Report: US corporations rack up profits in tax havens
The numbers for U.S. corporations’ offshore profits don’t compute, according to a new study from a liberal group.
{mosads}Using IRS data, Citizens for Tax Justice found that the earnings reported by U.S. subsidiaries in the Bahamas, Bermuda, the British Virgin Islands, the Cayman Islands and Luxembourg outpaced those countries’ gross domestic product in 2010.
The other seven countries named in the report are Barbados, Cyprus, Ireland, the Netherlands, the Netherlands Antilles, Singapore and Switzerland.
“It is obviously impossible for American corporations to actually earn profits in a given country that exceed that country’s total output of goods and services,” the report said.
“The only plausible conclusion is that American corporations are engaging in various accounting gimmicks to make large amounts of their profits appear, for tax purposes, to be earned in these dozen tax-haven countries,” the report added.

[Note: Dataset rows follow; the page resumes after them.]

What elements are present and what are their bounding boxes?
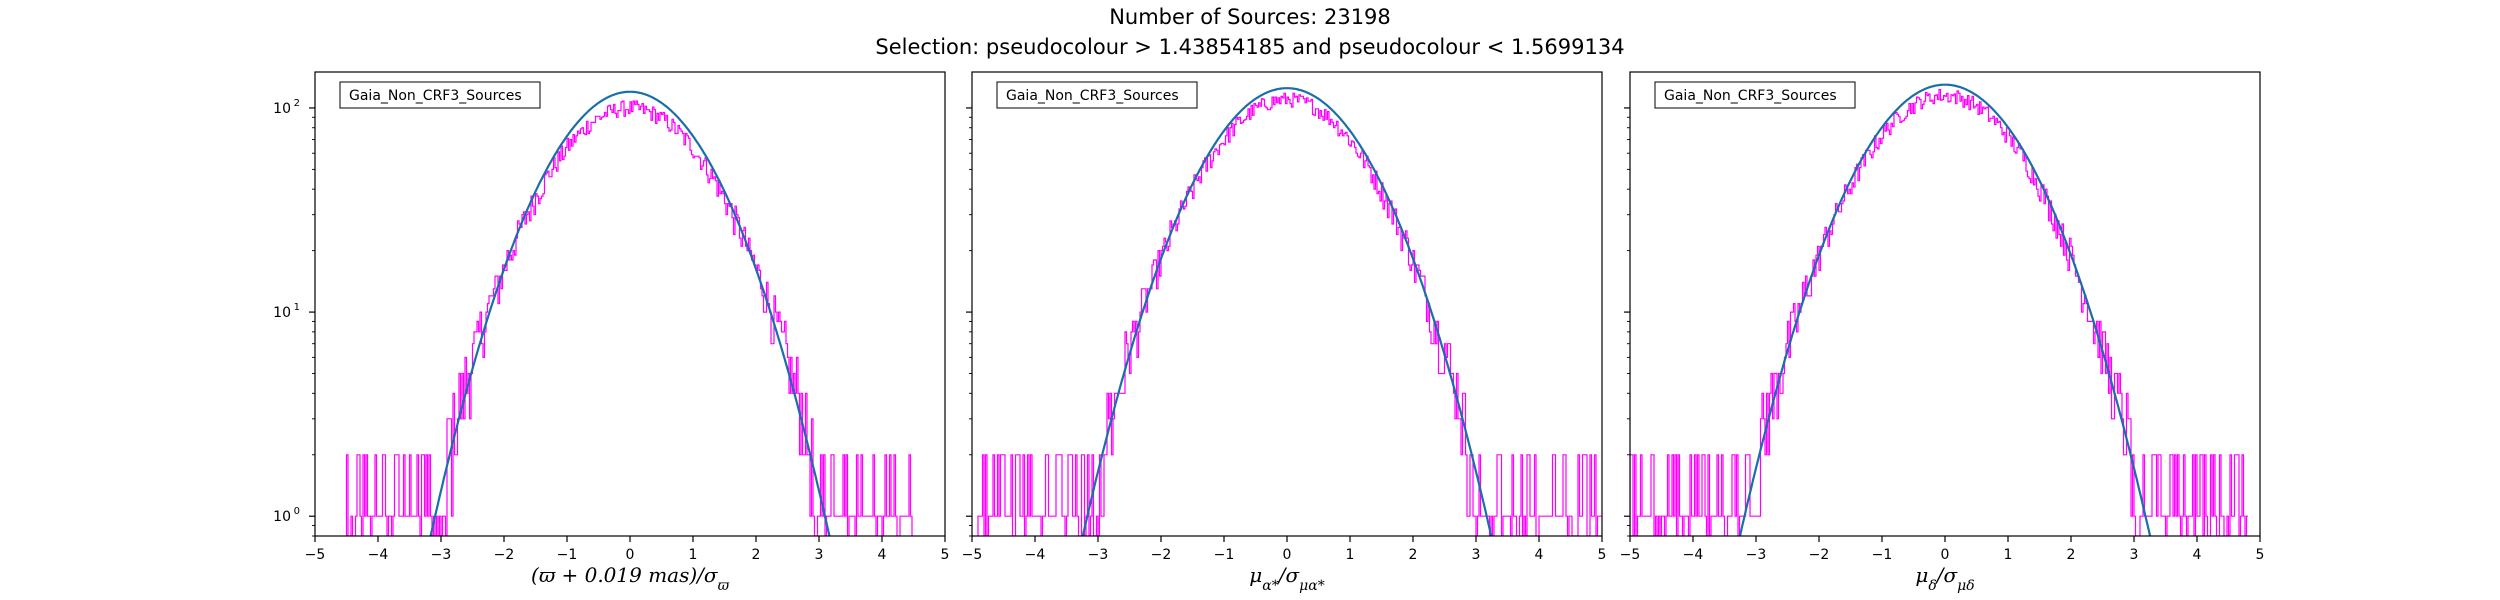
figure-title-line1: Number of Sources: 23198 bbox=[1109, 5, 1391, 29]
x-tick-label: 4 bbox=[1535, 547, 1544, 563]
gaussian-fit-line bbox=[429, 90, 831, 536]
y-tick-label: 10 bbox=[273, 305, 291, 321]
x-axis-label: (ϖ + 0.019 mas)/σϖ bbox=[531, 563, 730, 594]
histogram-series bbox=[977, 92, 1602, 536]
figure-title-line2: Selection: pseudocolour > 1.43854185 and… bbox=[875, 35, 1624, 59]
x-tick-label: 2 bbox=[1409, 547, 1418, 563]
x-tick-label: −2 bbox=[1809, 547, 1830, 563]
legend-label: Gaia_Non_CRF3_Sources bbox=[1006, 88, 1179, 104]
gaussian-fit-line bbox=[1738, 83, 2152, 536]
x-tick-label: −2 bbox=[1151, 547, 1172, 563]
y-tick-label: 10 bbox=[273, 509, 291, 525]
x-tick-label: −3 bbox=[1746, 547, 1767, 563]
x-tick-label: 2 bbox=[752, 547, 761, 563]
x-tick-label: −1 bbox=[557, 547, 578, 563]
x-axis-label: μα*/σμα* bbox=[1249, 563, 1324, 594]
x-tick-label: 1 bbox=[2004, 547, 2013, 563]
x-tick-label: −1 bbox=[1214, 547, 1235, 563]
x-axis-label: μδ/σμδ bbox=[1915, 563, 1974, 594]
x-tick-label: 1 bbox=[1346, 547, 1355, 563]
x-tick-label: 2 bbox=[2067, 547, 2076, 563]
axes-frame bbox=[1629, 71, 2261, 537]
x-tick-label: −4 bbox=[1025, 547, 1046, 563]
y-tick-exponent: 2 bbox=[294, 98, 300, 109]
x-tick-label: −3 bbox=[1088, 547, 1109, 563]
y-tick-exponent: 1 bbox=[294, 302, 300, 313]
panel-3: −5 −4 −3 −2 −1 0 1 2 3 4 5 μδ/σμδ Gaia_Non_CRF3_Sour… bbox=[1620, 71, 2265, 594]
x-tick-label: 5 bbox=[1598, 547, 1607, 563]
x-tick-label: 0 bbox=[626, 547, 635, 563]
x-tick-label: −2 bbox=[494, 547, 515, 563]
y-tick-exponent: 0 bbox=[294, 506, 300, 517]
x-tick-label: −4 bbox=[368, 547, 389, 563]
x-tick-label: −1 bbox=[1872, 547, 1893, 563]
x-tick-label: 0 bbox=[1283, 547, 1292, 563]
x-tick-label: 3 bbox=[1472, 547, 1481, 563]
x-tick-label: 5 bbox=[2256, 547, 2265, 563]
x-tick-label: −5 bbox=[962, 547, 983, 563]
x-tick-label: −3 bbox=[431, 547, 452, 563]
histogram-series bbox=[1630, 89, 2248, 536]
x-tick-label: −4 bbox=[1683, 547, 1704, 563]
x-tick-label: 4 bbox=[2193, 547, 2202, 563]
histogram-series bbox=[345, 100, 914, 536]
x-tick-label: −5 bbox=[1620, 547, 1641, 563]
panel-2: −5 −4 −3 −2 −1 0 1 2 3 4 5 μα*/σμα* Gaia_Non_CRF3_So… bbox=[962, 71, 1607, 594]
axes-frame bbox=[971, 71, 1603, 537]
gaussian-fit-line bbox=[1081, 87, 1493, 536]
x-tick-label: 3 bbox=[815, 547, 824, 563]
legend-box bbox=[996, 81, 1198, 109]
x-tick-label: 4 bbox=[878, 547, 887, 563]
legend-box bbox=[339, 81, 541, 109]
x-tick-label: 0 bbox=[1941, 547, 1950, 563]
x-tick-label: −5 bbox=[305, 547, 326, 563]
legend-box bbox=[1654, 81, 1856, 109]
y-tick-label: 10 bbox=[273, 101, 291, 117]
x-tick-label: 1 bbox=[689, 547, 698, 563]
legend-label: Gaia_Non_CRF3_Sources bbox=[349, 88, 522, 104]
x-tick-label: 3 bbox=[2130, 547, 2139, 563]
legend-label: Gaia_Non_CRF3_Sources bbox=[1664, 88, 1837, 104]
x-tick-label: 5 bbox=[941, 547, 950, 563]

Under current law, domestic corporations can defer paying taxes on offshore profits until the income is brought to the United States.
Republicans and business advocates have proposed shifting the U.S. to a so-called territorial system, which would further limit the amount of taxes corporations would pay on offshore income.
Corporations’ offshore tax practices have come under further scrutiny recently after the drug giant Pfizer tried to take over the British pharmaceutical company AstraZeneca, in a deal that would have allowed Pfizer to slash its tax bill.